Can I contribute to both a 403(b) and a 401(k) if I have two jobs?

Yes, but the combined limit is shared. In 2025 your total 403(b) plus 401(k) contributions can't exceed $23,500 across both plans ($31,000 if 50 or older). The IRS imposes a 6-percent excise tax on excess contributions per year until you correct them. See our full 401(k) vs IRA comparison for details on how multiple plans interact.

What 403(b) investment options should I actually choose?

Prioritize index funds with expense ratios under 0.20 percent: a total US stock market fund, a broad international fund, and possibly a bond index fund depending on your age. If your plan only lists variable annuities from Equitable or Lincoln Financial, ask HR for the custodial account option, which most plans legally must provide.

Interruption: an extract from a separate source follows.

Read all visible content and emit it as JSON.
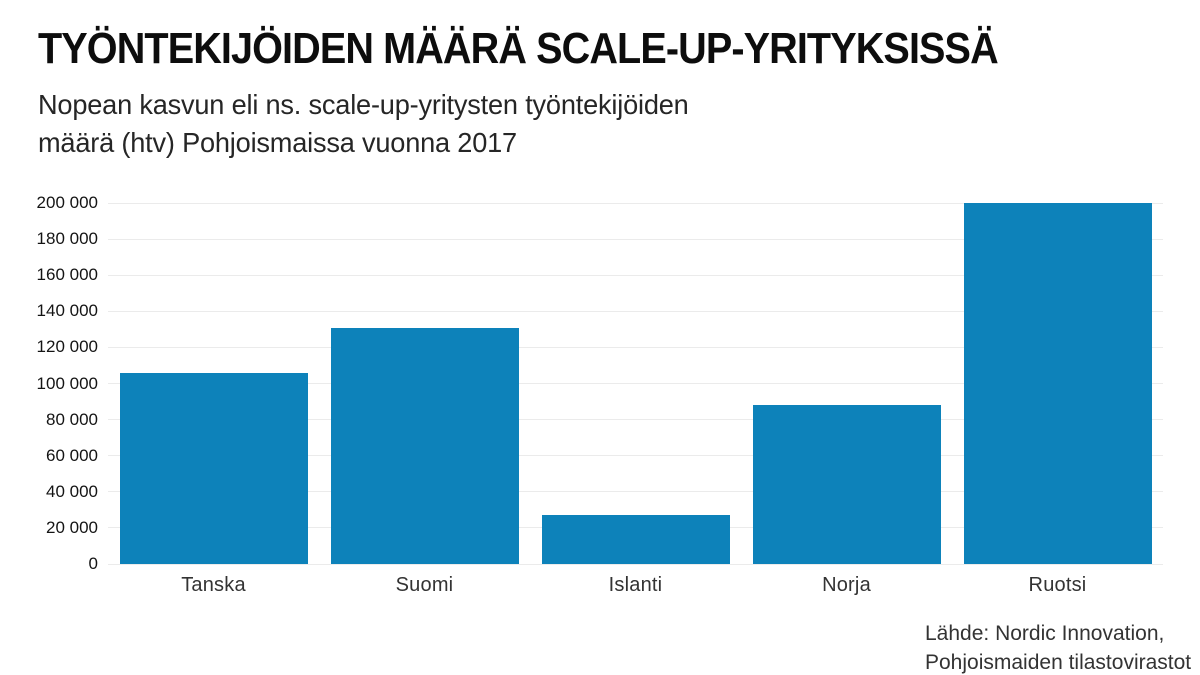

Avoid any fund with a 12b-1 fee or a surrender charge period longer than five years.

Is a 403(b) better than a Roth IRA for a teacher early in their career?

For a new teacher under 35 who isn't certain they'll stay long enough to vest in a pension (typically 5 to 10 years), a Roth IRA wins on flexibility: it follows you to any job, it grows tax-free, and you can withdraw your contributions penalty-free in a pinch. Contribute to the 403(b) only up to the employer match, then max the Roth. Once you've stayed long enough to be confident you'll vest, revisit the split.